Üben, zwischen ja und nein auch das Dazwischen zu akzeptieren


An den auswahlartig skizzierten Themenkreisen wird offenbar, dass der Geschichtsunterricht der zehnten Klasse auf bestimmte Erkenntnisprozesse abzielt, bei der aus der Betrachtung der Vergangenheit aus einer abstrakten, zeitferneren Perspektive eine Reflexion von gegenwärtigen Verhältnissen im Sinne eines differenzierten Geschichtsbewusstseins entstehen kann. Im Mittelpunkt stehen nicht die effektheischende Präsentation archäologischer Sensationen der stetig und immer schneller erscheinenden bahnbrechenden Forschungsergebnissen zu den Ursprüngen der Menschheit, ebenso wenig die langweilige Aneinanderreihung faktenbasierter ereignisgeschichtlicher Daten. Das zentrale ist das Aufgreifen der Ambivalenz des menschlichen Kultur- und Bewusstseinswandels als Gegenmodell zur zunehmend um sich greifenden, binären Verschlichtung der Meinungen. Ein (möglichst) vorurteilsfreies Verständnis für die Vielgestalt der globalen menschlichen Existenz – mithin das Rüstzeug für die Interkulturalität einer zeitgemäßen pluralistischen Gesellschaft – wird hierbei ebenso etabliert, wie die Wahrnehmung der Wechselbeziehung von Welt und Mensch, bei der Ressourcen und Akteure nicht gegeneinander, sondern zueinander in Beziehung zu setzen sind. Analog zur Aufsatzlehre im Sprach- und Literaturunterricht führt dies dann zu der Fähigkeit, ehrliche und begründete Hypothesen zu bilden und zu begründen – und als vermutetes Wissen der Gegenwart zu begreifen.

Gleichfalls stellt sich die Beschäftigung mit der Prähistorie des Menschen auch der Herausforderung, «offene Enden» der Geschichte und damit Fragen zu akzeptieren, die gegenwärtig (noch) nicht beantwortet sind oder beantwortet werden können. Und das ist zehnte Klasse: sich klar zu machen, dass Kausalitäten und Fragen, respektive das, was in der Waldorfpädagogik als «latente Fragen» bezeichnet wird, die Schüler:innen erfahrungsgemäß für den Stoff interessiert und begeistert und Teil einer Sinnbildung auch aus methodischer Sicht sein kann.

Literatur:

Barry Cunliffe: 10.000 Jahre. Geburt und Geschichte Eurasiens, Darmstadt 2016.
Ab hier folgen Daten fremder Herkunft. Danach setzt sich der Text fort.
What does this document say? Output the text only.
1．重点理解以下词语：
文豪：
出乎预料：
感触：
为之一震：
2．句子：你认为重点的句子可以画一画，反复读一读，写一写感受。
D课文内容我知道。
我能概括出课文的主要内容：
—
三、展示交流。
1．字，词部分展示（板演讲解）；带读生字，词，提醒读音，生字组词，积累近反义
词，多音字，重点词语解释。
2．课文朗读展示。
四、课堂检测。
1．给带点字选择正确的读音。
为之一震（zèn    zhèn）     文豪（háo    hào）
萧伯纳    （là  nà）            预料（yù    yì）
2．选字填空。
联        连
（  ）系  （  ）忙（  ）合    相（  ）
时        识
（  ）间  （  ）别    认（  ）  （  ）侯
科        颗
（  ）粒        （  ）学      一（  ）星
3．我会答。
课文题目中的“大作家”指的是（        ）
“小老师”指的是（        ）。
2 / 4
David Graeber, David Wengrow: Anfänge. Eine neue Geschichte der Menschheit, Stuttgart 2022.

Brenda Hassett: Warum wir sesshaft wurden und uns seither bekriegen. wenn wir nicht gerade an tödlichen Krankheiten sterben, Darmstadt 2018.

James Suzman: Sie nannten es Arbeit. Eine andere Geschichte der Menschheit, München 2022.

James C. Scott: Die Mühlen der Zivilisation: Eine Tiefengeschichte der frühesten Staaten, Berlin 2019.

M. Michael Zech: Didaktische Überlegungen zur vertieften Behandlung von Frühgeschichte an der Waldorfschule. In: Sibyla, Thomas Voß und M. Michael Zech: Göbekli Tepe und der Prozess der Sesshaftwerdung, Kassel 2011, S. 9–21.

M. Michael Zech: Urteilsbildung im Oberstufenunterricht an den Waldorfschulen. Lehrerrundbrief Nr. 104, Februar 2016, S. 35-52.